Depuis de nombreuses années malheureusement, les débats d'orientations budgétaires se suivent et se ressemblent. En effet, chaque année nous pointons le désengagement constant de l'Etat. Cette année, il nous faut ajouter la précipitation du gouvernement à vouloir réformer dans l'urgence la taxe professionnelle. Nous sommes à la fin de l'année 2009, et on ne sait toujours pas précisément quels sont les mécanismes financiers qui remplaceront en 2010 la taxe professionnelle. En début de semaine certains sénateurs centristes, a priori pas les plus contestataires, demandaient même au gouvernement que le dispositif prévu, qui doit être voté dans le projet de budget 2010 soit repoussé au premier semestre 2010, dans un collectif budgétaire.

Dans ce contexte il est difficile pour les collectivités locales de construire leur budget, et leur programmation pluriannuelle d'investissements. La ville de Nantes y a réussi, guidée par les 4 grands principes rappelés tout à l'heure par Pascal Bolo : une fiscalité équitable et maîtrisée, un haut niveau d'épargne, la poursuite du désendettement et une programmation pluri-annuelle d'un montant similaire aux montants du mandat précédent.

Je souhaite insister sur l'axe développement durable de notre programmation pluri-annuelle. Les élus Verts, comme vous pouvez vous en douter, s’en félicitent. L’élaboration d'un plan d'actions en santé environnementale, les nouveaux bâtiments municipaux construits selon les normes BBC, le lancement du grand parcours nantais de la bio-diversité, ou encore la montée en puissance de la Commande Publique Durable en sont quelques exemples pour 2010. A défaut d'une action volontariste de l'Etat qui se fait attendre, la contribution des collectivités locales à doter d'un contenu le discours du développement durable constitue un réel espoir de progrès. Ces exemples montrent une voie qu'il faudrait par cohérence afficher davantage.

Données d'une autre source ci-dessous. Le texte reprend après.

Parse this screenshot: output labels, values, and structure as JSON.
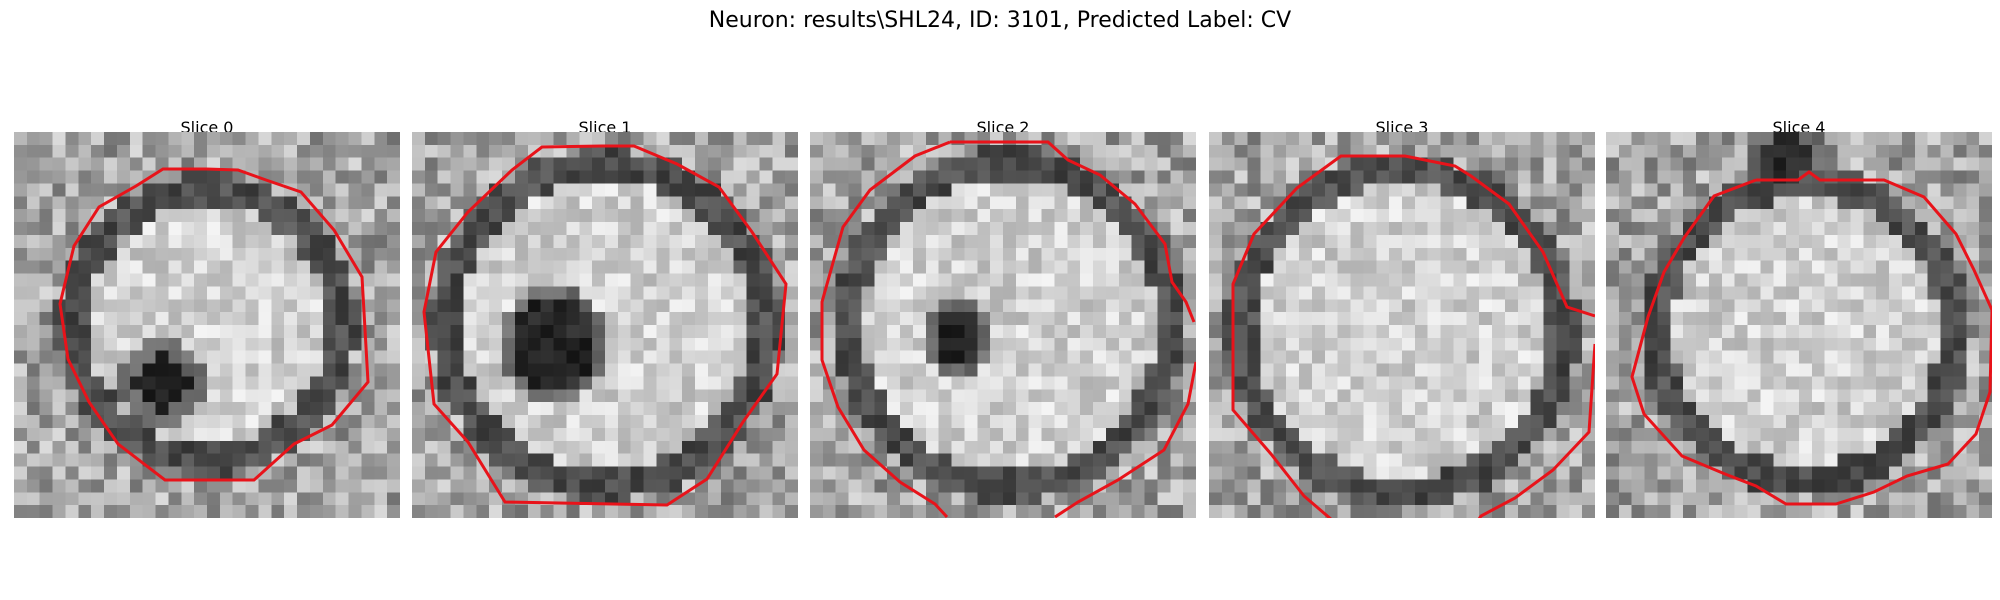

Pour compléter notre recherche de cohérence, nous proposons de préciser notre plan pluri-annuel de fonctionnement pour détailler toutes les diminutions de charges possibles et particulièrement en matière d'énergie.  Nos investissements doivent se traduire par des économies dans nos budgets de fonctionnement.

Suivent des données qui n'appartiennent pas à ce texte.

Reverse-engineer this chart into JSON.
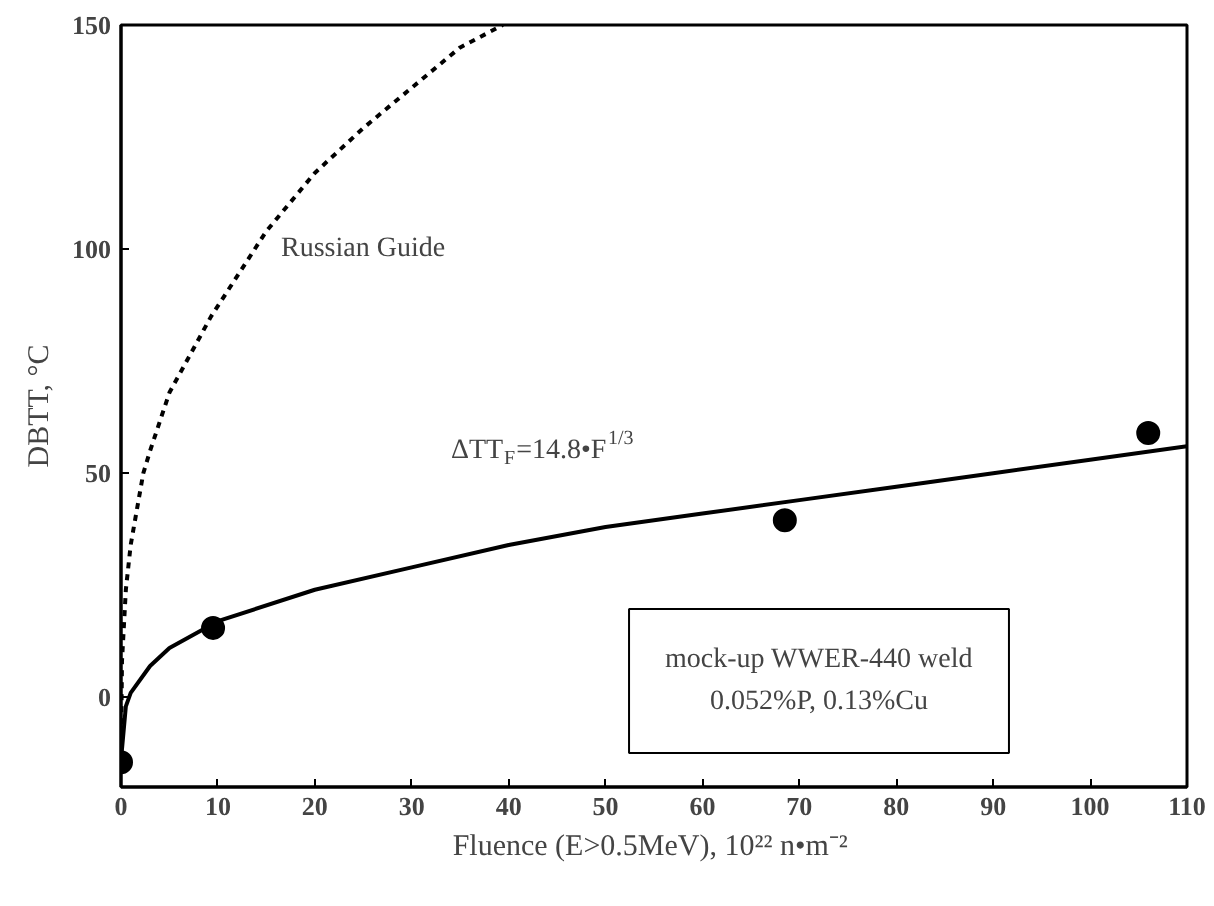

Enfin, je voudrais terminer mes propos en parlant de la taxe carbone. La ville de Nantes y sera soumise en 2010, pour 300.000 €, ce qui est en soi une somme importante, mais ne représente que 0,4 % des 72M € de notre budget d'investissement. A nous, par nos investissements, nos efforts en matière de maîtrise des consommations, notamment par la déclinaison locale du plan climat territorial de Nantes Métropole de trouver les économies d'énergie qui compenseront le montant à payer au titre de cette taxe carbone. Même si cette taxe n'est pas juste et risque d'être inefficace, le défi doit pouvoir être relevé par nos efforts internes.